The biggest category of state and local spending in Texas was education, while in California it was social services and income maintenance, which mostly represents spending on Medicaid. As the researchers note, one in three California residents are enrolled in Medicaid, versus only 16% of Texas.
“California also spends much more on hospitals and other health care at $1,533 per resident versus $953 in Texas,” they write. “The difference in this category explains almost half of the difference between the two states in total per capita state and local spending.”
California spends nearly double what Texas does on public safety ($1,260 per capital versus $682) and environment and housing ($921, compared to $445 in Texas.)
What do these metrics mean for quality of life?
Per capita income in California has grown faster than it has in Texas, and in the nation as a whole — and that gap has widened “substantially” in the five years from 2015 to 2020. As shown in the table below, that was happening before the boost higher-income earners got during the COVID recession.
|Source: A tale of two states: Contrasting economic policy in California and Texas, by Mark Duggan and Sheila Olmstead; BEA data|
As the researchers note, “changes in average income alone do not capture how the distribution of income is changing over time. For example, an area’s per capita income could soar with little improvement for the most disadvantaged.” But the number of state residents with incomes below the federal poverty line has declined in both states compared to the nation as a whole.
Bigger government in California also means that only 7.7% of state residents lack health insurance, while Texas, with 18.4% of its residents uninsured, was the state with the lowest rate of health insurance coverage in 2019. That reflects a decision to expand Medicaid in California, and to avoid doing so in Texas.
In addition, as the researchers note, in both states, the state government raises slightly more revenue than local governments do, but local governments actually spend slightly more, because they receive revenues from the state.
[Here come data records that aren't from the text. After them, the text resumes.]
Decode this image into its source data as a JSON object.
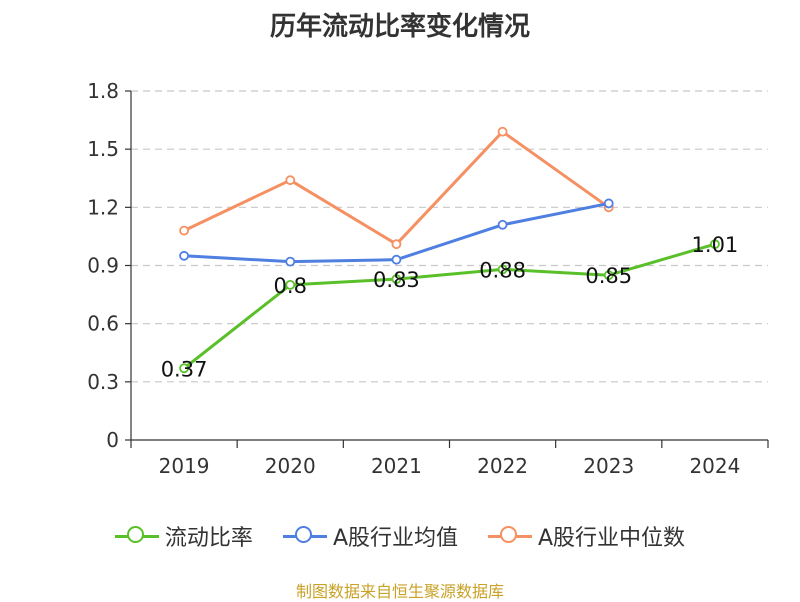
{
  "chart_data": {
    "type": "line",
    "title": "历年流动比率变化情况",
    "categories": [
      "2019",
      "2020",
      "2021",
      "2022",
      "2023",
      "2024"
    ],
    "yticks": [
      "0",
      "0.3",
      "0.6",
      "0.9",
      "1.2",
      "1.5",
      "1.8"
    ],
    "ylim": [
      0,
      1.8
    ],
    "grid": true,
    "legend_position": "bottom",
    "series": [
      {
        "name": "流动比率",
        "color": "#5ac02a",
        "values": [
          0.37,
          0.8,
          0.83,
          0.88,
          0.85,
          1.01
        ],
        "labels": [
          "0.37",
          "0.8",
          "0.83",
          "0.88",
          "0.85",
          "1.01"
        ]
      },
      {
        "name": "A股行业均值",
        "color": "#4f7fe0",
        "values": [
          0.95,
          0.92,
          0.93,
          1.11,
          1.22,
          null
        ]
      },
      {
        "name": "A股行业中位数",
        "color": "#f59062",
        "values": [
          1.08,
          1.34,
          1.01,
          1.59,
          1.2,
          null
        ]
      }
    ]
  },
  "source": "制图数据来自恒生聚源数据库"
}
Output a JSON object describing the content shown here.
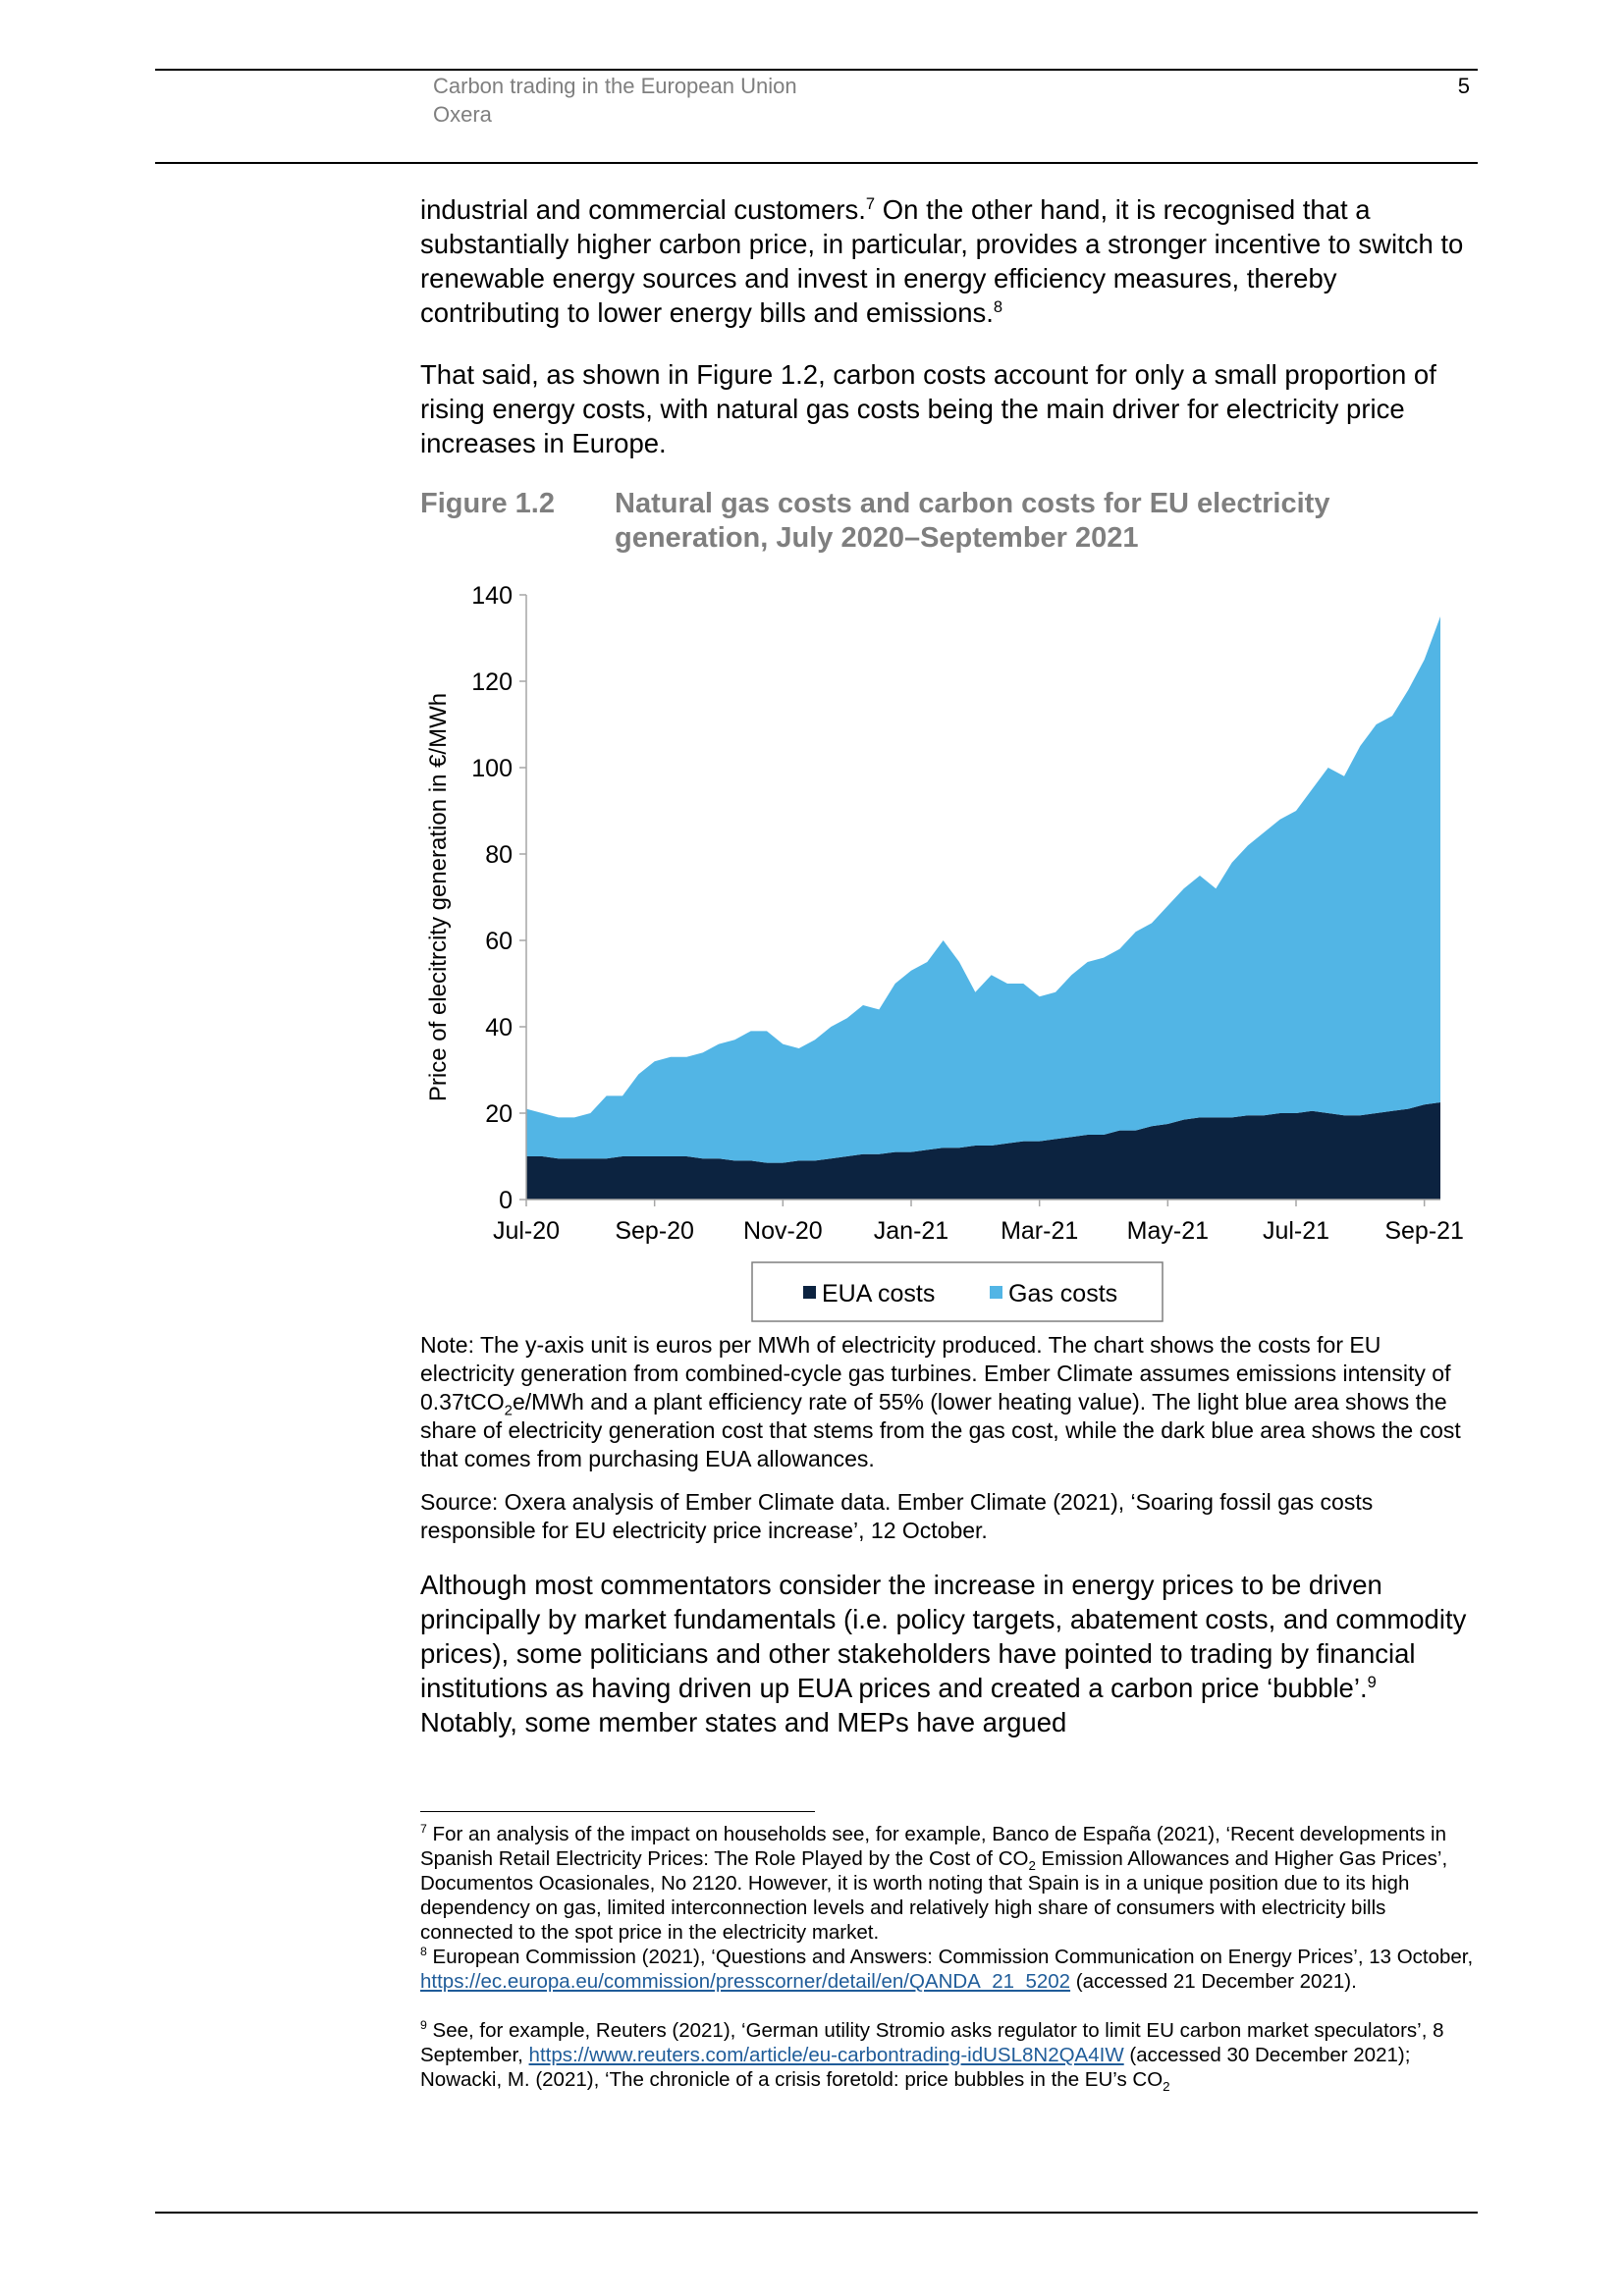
{
  "header": {
    "title": "Carbon trading in the European Union",
    "publisher": "Oxera",
    "page_number": "5"
  },
  "paragraphs": [
    [
      "industrial and commercial customers.",
      "7",
      " On the other hand, it is recognised that a substantially higher carbon price, in particular, provides a stronger incentive to switch to renewable energy sources and invest in energy efficiency measures, thereby contributing to lower energy bills and emissions.",
      "8"
    ],
    [
      "That said, as shown in Figure 1.2, carbon costs account for only a small proportion of rising energy costs, with natural gas costs being the main driver for electricity price increases in Europe."
    ],
    [
      "Although most commentators consider the increase in energy prices to be driven principally by market fundamentals (i.e. policy targets, abatement costs, and commodity prices), some politicians and other stakeholders have pointed to trading by financial institutions as having driven up EUA prices and created a carbon price ‘bubble’.",
      "9",
      " Notably, some member states and MEPs have argued"
    ]
  ],
  "figure": {
    "label": "Figure 1.2",
    "note": [
      "Note: The y-axis unit is euros per MWh of electricity produced. The chart shows the costs for EU electricity generation from combined-cycle gas turbines. Ember Climate assumes emissions intensity of 0.37tCO",
      "2",
      "e/MWh and a plant efficiency rate of 55% (lower heating value). The light blue area shows the share of electricity generation cost that stems from the gas cost, while the dark blue area shows the cost that comes from purchasing EUA allowances."
    ],
    "source": "Source: Oxera analysis of Ember Climate data. Ember Climate (2021), ‘Soaring fossil gas costs responsible for EU electricity price increase’, 12 October."
  },
  "chart_data": {
    "type": "area",
    "stacked": true,
    "title": "Natural gas costs and carbon costs for EU electricity generation, July 2020–September 2021",
    "y_label": "Price of elecitrcity generation  in €/MWh",
    "categories": [
      "Jul-20",
      null,
      null,
      null,
      null,
      null,
      null,
      null,
      "Sep-20",
      null,
      null,
      null,
      null,
      null,
      null,
      null,
      "Nov-20",
      null,
      null,
      null,
      null,
      null,
      null,
      null,
      "Jan-21",
      null,
      null,
      null,
      null,
      null,
      null,
      null,
      "Mar-21",
      null,
      null,
      null,
      null,
      null,
      null,
      null,
      "May-21",
      null,
      null,
      null,
      null,
      null,
      null,
      null,
      "Jul-21",
      null,
      null,
      null,
      null,
      null,
      null,
      null,
      "Sep-21",
      null
    ],
    "series": [
      {
        "name": "EUA costs",
        "color": "#0c2340",
        "values": [
          10,
          10,
          9.5,
          9.5,
          9.5,
          9.5,
          10,
          10,
          10,
          10,
          10,
          9.5,
          9.5,
          9,
          9,
          8.5,
          8.5,
          9,
          9,
          9.5,
          10,
          10.5,
          10.5,
          11,
          11,
          11.5,
          12,
          12,
          12.5,
          12.5,
          13,
          13.5,
          13.5,
          14,
          14.5,
          15,
          15,
          16,
          16,
          17,
          17.5,
          18.5,
          19,
          19,
          19,
          19.5,
          19.5,
          20,
          20,
          20.5,
          20,
          19.5,
          19.5,
          20,
          20.5,
          21,
          22,
          22.5
        ]
      },
      {
        "name": "Gas costs",
        "color": "#52b5e5",
        "values": [
          11,
          10,
          9.5,
          9.5,
          10.5,
          14.5,
          14,
          19,
          22,
          23,
          23,
          24.5,
          26.5,
          28,
          30,
          30.5,
          27.5,
          26,
          28,
          30.5,
          32,
          34.5,
          33.5,
          39,
          42,
          43.5,
          48,
          43,
          35.5,
          39.5,
          37,
          36.5,
          33.5,
          34,
          37.5,
          40,
          41,
          42,
          46,
          47,
          50.5,
          53.5,
          56,
          53,
          59,
          62.5,
          65.5,
          68,
          70,
          74.5,
          80,
          78.5,
          85.5,
          90,
          91.5,
          97,
          103,
          112.5
        ]
      }
    ],
    "ylim": [
      0,
      140
    ],
    "yticks": [
      0,
      20,
      40,
      60,
      80,
      100,
      120,
      140
    ],
    "grid": false,
    "legend": "bottom"
  },
  "footnotes": [
    {
      "number": "7",
      "parts": [
        "For an analysis of the impact on households see, for example, Banco de España (2021), ‘Recent developments in Spanish Retail Electricity Prices: The Role Played by the Cost of CO",
        "2",
        " Emission Allowances and Higher Gas Prices’, Documentos Ocasionales, No 2120. However, it is worth noting that Spain is in a unique position due to its high dependency on gas, limited interconnection levels and relatively high share of consumers with electricity bills connected to the spot price in the electricity market."
      ]
    },
    {
      "number": "8",
      "parts": [
        "European Commission (2021), ‘Questions and Answers: Commission Communication on Energy Prices’, 13 October, ",
        "https://ec.europa.eu/commission/presscorner/detail/en/QANDA_21_5202",
        " (accessed 21 December 2021)."
      ]
    },
    {
      "number": "9",
      "parts": [
        "See, for example, Reuters (2021), ‘German utility Stromio asks regulator to limit EU carbon market speculators’, 8 September, ",
        "https://www.reuters.com/article/eu-carbontrading-idUSL8N2QA4IW",
        " (accessed 30 December 2021); Nowacki, M. (2021), ‘The chronicle of a crisis foretold: price bubbles in the EU’s CO",
        "2"
      ]
    }
  ]
}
“In California, state transfers account for nearly one-third of local government revenues while the corresponding share in Texas is just one-fifth,” the researchers write. “This likely reflects a greater effort in California to transfer funds from high- to low-income parts of the state.”
While California may sound like a friendlier place to live, based on the metrics above, it’s important to note another important component of its economic health: population growth.
In the case of these two states, people are voting with their feet. Net migration from California to other states more than tripled from 2015 to 2020 — from 80,000 to 242,000. Meanwhile, more people kept moving to Texas than leaving.
“For the first time since it became a state more than 170 years ago, California’s influence in Congress is set to decline, with its delegation shrinking from 53 to 52 beginning in 2023,” the researchers write.